Synopsis of lecture entitled The Sun and Climate Change given by Dr Robin Catchpole at the April 2022 meeting of the Orpington Astronomical Society
Robin Catchpole is an astronomer with the Institute of Astronomy, Cambridge, having retired as Senior Astronomer at the Royal Observatory Greenwich in July 2004. He is currently involved in research of the structure of the bulge in our Milky Way galaxy.
The lecture started with Robin explaining the way the sun works, the reasons for sunspots and how they increase and decrease in number every 11 years with cycles of varying strength. There was a large focus on the evidence used to explain the way sunspot activity affects our climate. The influence of sunspots was then compared with the impacts caused by the rise in carbon dioxide (CO2) in the atmosphere and the Greenhouse Effect.

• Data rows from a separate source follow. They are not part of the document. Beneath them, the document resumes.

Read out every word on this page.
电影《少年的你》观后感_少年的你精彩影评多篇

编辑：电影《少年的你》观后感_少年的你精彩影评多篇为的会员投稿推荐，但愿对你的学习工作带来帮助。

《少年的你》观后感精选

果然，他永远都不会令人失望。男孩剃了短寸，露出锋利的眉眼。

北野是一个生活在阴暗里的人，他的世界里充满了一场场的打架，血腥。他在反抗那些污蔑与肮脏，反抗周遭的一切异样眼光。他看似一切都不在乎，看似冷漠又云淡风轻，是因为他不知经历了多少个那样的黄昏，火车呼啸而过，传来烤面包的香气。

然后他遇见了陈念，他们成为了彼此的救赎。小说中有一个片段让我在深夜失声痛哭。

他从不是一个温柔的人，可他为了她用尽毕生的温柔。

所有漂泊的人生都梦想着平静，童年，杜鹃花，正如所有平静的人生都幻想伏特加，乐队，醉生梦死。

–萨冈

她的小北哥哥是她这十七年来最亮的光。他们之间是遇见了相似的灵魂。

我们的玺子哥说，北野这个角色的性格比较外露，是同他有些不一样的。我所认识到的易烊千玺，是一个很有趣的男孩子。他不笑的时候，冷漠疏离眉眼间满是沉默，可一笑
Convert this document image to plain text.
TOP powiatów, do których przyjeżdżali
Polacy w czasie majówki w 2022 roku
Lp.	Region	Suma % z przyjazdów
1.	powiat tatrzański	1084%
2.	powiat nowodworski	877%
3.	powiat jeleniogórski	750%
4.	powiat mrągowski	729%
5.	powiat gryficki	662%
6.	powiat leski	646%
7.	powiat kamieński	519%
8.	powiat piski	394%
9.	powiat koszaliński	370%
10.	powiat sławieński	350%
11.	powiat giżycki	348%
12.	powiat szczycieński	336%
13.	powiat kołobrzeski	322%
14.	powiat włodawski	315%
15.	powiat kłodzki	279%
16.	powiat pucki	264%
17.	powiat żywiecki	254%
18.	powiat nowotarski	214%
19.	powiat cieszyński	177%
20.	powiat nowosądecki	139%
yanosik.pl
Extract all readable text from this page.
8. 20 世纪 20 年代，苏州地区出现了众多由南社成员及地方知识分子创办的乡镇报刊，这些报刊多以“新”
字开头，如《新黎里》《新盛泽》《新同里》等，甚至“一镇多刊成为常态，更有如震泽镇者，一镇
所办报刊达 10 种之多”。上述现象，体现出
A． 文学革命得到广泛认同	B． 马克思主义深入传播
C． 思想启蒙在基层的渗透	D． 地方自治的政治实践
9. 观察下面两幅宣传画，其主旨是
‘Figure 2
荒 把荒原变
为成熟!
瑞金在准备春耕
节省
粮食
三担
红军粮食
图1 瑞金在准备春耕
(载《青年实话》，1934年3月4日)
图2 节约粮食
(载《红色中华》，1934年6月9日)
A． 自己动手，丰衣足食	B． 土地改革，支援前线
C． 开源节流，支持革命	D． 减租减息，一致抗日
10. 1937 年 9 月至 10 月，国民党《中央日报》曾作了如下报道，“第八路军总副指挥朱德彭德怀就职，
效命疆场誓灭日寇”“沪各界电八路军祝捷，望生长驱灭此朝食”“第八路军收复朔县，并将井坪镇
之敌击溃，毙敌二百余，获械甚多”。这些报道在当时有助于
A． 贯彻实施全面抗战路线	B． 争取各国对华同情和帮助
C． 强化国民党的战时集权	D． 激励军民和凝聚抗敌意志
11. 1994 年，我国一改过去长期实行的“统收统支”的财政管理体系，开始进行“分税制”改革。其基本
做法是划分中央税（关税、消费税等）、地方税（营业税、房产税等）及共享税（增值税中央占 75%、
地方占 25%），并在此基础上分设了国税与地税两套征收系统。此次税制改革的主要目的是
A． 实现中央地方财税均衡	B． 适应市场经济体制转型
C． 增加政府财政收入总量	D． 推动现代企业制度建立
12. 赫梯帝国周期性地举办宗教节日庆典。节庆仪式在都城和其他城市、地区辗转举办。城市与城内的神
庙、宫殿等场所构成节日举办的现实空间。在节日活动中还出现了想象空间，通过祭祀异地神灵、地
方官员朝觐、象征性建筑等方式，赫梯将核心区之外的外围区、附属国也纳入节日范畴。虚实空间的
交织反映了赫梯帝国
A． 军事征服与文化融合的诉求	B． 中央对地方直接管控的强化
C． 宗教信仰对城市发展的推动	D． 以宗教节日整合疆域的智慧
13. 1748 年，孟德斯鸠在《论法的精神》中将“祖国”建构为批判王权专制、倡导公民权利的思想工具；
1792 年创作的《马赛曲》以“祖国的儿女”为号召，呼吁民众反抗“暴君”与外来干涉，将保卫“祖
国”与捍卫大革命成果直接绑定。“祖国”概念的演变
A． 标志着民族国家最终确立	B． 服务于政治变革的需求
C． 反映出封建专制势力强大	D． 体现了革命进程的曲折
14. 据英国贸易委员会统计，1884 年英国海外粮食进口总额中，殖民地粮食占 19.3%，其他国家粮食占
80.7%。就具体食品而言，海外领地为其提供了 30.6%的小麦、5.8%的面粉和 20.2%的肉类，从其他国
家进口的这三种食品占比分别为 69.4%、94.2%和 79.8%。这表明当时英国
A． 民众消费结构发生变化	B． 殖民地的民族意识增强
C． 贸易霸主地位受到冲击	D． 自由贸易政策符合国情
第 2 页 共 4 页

Robin discussed the Milankovitch cycles which describe the collective effects of changes in the Earth’s movements on our climate over thousands of years. He also referred to the Maunder Minimum, a period between 1645 and 1715 when sunspots became exceedingly rare. Robin emphasised that correlation of data with glacier fluctuations does not imply causation of climate change.
Robin concluded by highlighting that changes in climate have occurred in the past and will do so in the future without human intervention. However, in the last 100 years CO2 in the atmosphere has steadily increased due to human activity and since 1970 the influence of the sun has taken second place to the effects of CO2.